Ah! That explains it. I was going to be really skeptical that other people's wifi endpoints would "help out" foreign devices, but this makes more sense.

> Overall, we find the Echo to be a well-designed device from the network communication perspective.

It seems the article does not concern itself with what the device tells Amazon about you, but rather whether it ensures only Amazon will be able to eavesdrop on you and that they do so reliably. What a "refreshing" perspective.

It's a device to make it easy to communicate with Amazon, if you didn't want to do that why would you buy it?

I don’t know anybody who has one to “communicate with Amazon”. They have one to listen to music, make grocery lists, set timers, etc. Who wants to communicate with Amazon?

I’m being downvoted, but the parent comment asked “why would you buy it” and I gave reasons.

I guess people who buy an iPhone do it to communicate with Apple, since people buy apps and Music subscriptions?

> They have one to listen to music, make grocery lists, set timers, etc.

[... through an amazon-provided service]

For the examples I listed, the fact that they’re serviced by Amazon is an implementation detail. People are not buying it to communicate with Amazon, they are buying it to get something done. Many would probably be just as happy “to communicate with Google” instead. The point I’m trying to make is that Amazon is not the motivating factor.

Ok, but they are necessary implementation details... if you want to stream music on a voice controlled device, it is going to have to send your request to the streaming service

It doesn't have to be Amazon, but it has to be someone... and it makes sense the Amazon device communicates with Amazon services

People who purchase music and groceries from Amazon, for one.

Yes, those are valid use cases. I listed alternative use cases for which communication with Amazon is irrelevant. Besides, I would imagine that “purchasing things with voice” is used much less frequently than the functions I listed.

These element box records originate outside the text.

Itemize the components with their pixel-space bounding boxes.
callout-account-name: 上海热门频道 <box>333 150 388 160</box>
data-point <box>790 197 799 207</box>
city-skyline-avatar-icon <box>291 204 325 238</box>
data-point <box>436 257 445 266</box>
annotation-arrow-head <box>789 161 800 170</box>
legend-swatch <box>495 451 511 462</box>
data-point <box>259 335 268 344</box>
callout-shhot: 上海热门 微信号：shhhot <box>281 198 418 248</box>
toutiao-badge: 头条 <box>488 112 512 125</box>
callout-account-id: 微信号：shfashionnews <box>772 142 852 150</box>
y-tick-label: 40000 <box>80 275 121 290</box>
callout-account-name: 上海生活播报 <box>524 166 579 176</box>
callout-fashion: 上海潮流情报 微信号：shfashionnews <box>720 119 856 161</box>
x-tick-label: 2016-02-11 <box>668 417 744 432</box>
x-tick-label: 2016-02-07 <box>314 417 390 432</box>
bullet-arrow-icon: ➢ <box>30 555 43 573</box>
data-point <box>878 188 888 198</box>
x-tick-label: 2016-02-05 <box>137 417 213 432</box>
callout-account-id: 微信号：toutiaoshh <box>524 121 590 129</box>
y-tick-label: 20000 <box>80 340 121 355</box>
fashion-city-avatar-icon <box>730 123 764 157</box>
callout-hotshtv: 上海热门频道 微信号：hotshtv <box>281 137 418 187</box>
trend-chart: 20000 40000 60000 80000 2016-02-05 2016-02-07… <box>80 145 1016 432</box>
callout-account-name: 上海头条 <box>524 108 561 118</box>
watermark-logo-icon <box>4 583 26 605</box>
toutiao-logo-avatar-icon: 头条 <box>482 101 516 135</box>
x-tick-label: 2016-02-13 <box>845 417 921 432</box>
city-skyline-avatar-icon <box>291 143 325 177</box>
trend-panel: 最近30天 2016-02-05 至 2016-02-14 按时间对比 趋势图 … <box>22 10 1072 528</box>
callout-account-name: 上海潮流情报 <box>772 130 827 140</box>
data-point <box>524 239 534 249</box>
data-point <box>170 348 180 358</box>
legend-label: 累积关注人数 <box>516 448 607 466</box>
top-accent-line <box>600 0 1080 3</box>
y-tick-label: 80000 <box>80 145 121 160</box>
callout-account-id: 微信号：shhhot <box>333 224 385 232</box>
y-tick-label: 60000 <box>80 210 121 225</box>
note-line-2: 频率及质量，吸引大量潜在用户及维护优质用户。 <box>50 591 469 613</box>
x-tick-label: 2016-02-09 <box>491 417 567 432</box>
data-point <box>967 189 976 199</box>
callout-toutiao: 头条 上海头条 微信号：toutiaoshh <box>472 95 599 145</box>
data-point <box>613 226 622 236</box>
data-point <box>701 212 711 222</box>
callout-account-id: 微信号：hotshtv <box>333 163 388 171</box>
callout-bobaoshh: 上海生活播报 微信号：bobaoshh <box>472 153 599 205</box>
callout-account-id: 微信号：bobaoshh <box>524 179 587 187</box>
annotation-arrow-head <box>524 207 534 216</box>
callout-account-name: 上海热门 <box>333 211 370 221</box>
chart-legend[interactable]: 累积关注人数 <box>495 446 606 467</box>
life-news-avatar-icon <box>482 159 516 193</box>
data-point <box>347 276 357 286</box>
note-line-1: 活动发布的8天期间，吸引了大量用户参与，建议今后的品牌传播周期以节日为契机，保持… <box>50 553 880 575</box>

What are they supposed to say if it is a well-designed device?

All in all, the NSA is an amazingly well built anti-privacy surveillance platform which allows them to track literraly every single thing you do and store it in a state-of-the-art datacenter which s a marvel of engineering!

Isn't that just swell!

I mean - look at just how smart these guys are, don't you want to be just like them!?


State that it is a well designed privacy invading device?

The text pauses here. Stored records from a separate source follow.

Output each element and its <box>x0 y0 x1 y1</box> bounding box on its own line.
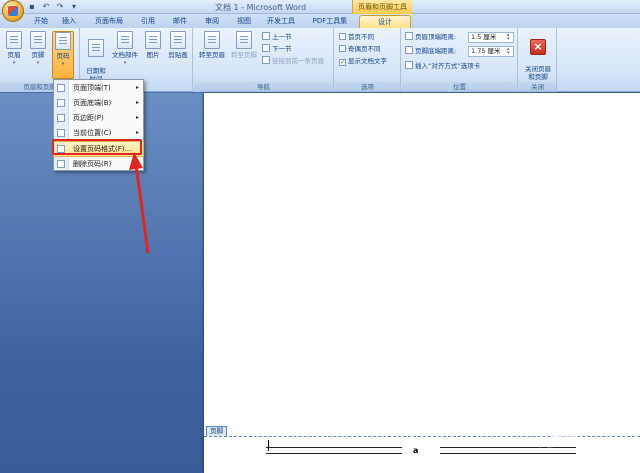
watermark: Baidu经验 jingyan.baidu.com <box>490 416 595 448</box>
watermark-text: Baidu经验 <box>490 421 579 441</box>
watermark-subtext: jingyan.baidu.com <box>540 441 596 448</box>
annotation-arrow-icon <box>129 152 150 254</box>
office-button[interactable] <box>2 0 24 22</box>
office-logo-icon <box>8 6 18 16</box>
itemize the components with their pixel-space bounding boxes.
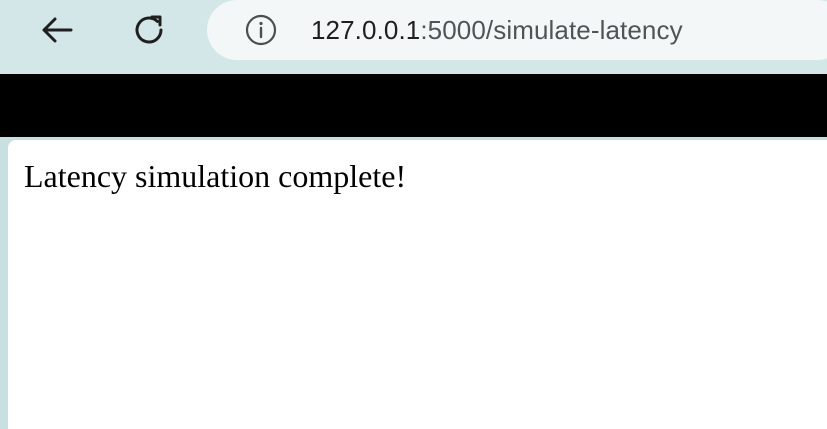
site-info-button[interactable] — [244, 13, 278, 47]
address-bar[interactable]: 127.0.0.1:5000/simulate-latency — [207, 0, 827, 60]
info-icon — [245, 14, 277, 46]
back-arrow-icon — [42, 17, 73, 43]
page-content: Latency simulation complete! — [8, 140, 827, 429]
url-path: :5000/simulate-latency — [420, 15, 683, 45]
reload-icon — [135, 15, 163, 44]
url-host: 127.0.0.1 — [311, 15, 421, 45]
reload-button[interactable] — [127, 8, 171, 52]
latency-message: Latency simulation complete! — [24, 158, 407, 194]
back-button[interactable] — [35, 8, 79, 52]
redacted-bar — [0, 74, 827, 137]
browser-toolbar: 127.0.0.1:5000/simulate-latency — [0, 0, 827, 74]
url-text[interactable]: 127.0.0.1:5000/simulate-latency — [311, 13, 683, 47]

I think it’s important to distinguish expected privacy vs actual. The fact that I allow it to send my queries to Amazon isn’t a privacy issue.

If the network behavior showed it was sending data it’s not supposed to do, that would be noteworthy.

So this paper is helpful in this regard (in addition to other material).

This was a computing paper trying to prod for security holes, not a political statement. It's not relevant the device itself might be problematic, only that it's security is sound.

The security concerns about such devices are primarily regarding its communication with Amazon and Amazon's potential use of the device for surveillance and behavior tracking. That wasn't investigated in the paper.

I think most people know that an Echo is going to be sending data back to Amazon, and for people who know this and are fine with it, there's nothing wrong with having an article about the device that doesn't beat that dead horse. I know my phone has a GPS. I know Google gets an astonishing amount of my location data from it. I don't need every review to tell me so, and would get annoyed pretty fast if every single review of every single phone went out of their way to remind me of something I already know about them.

Of course, the question is never "is Amazon getting data about me" but "what data is Amazon getting about me, and how can they use that to invade my privacy", so I don't see how yours is really addressing the concerns per se.

That is among the interesting questions, not the sole interesting question.

This paper seems to answer “can entities other than Amazon get data from me via network exploits?” and “are drop-in calls transmitted in the clear or using end-to-end encryption?”

You might not be interested in those answers if you’ve already concluded you’ll never own one, but that doesn’t make them uninteresting to everyone else.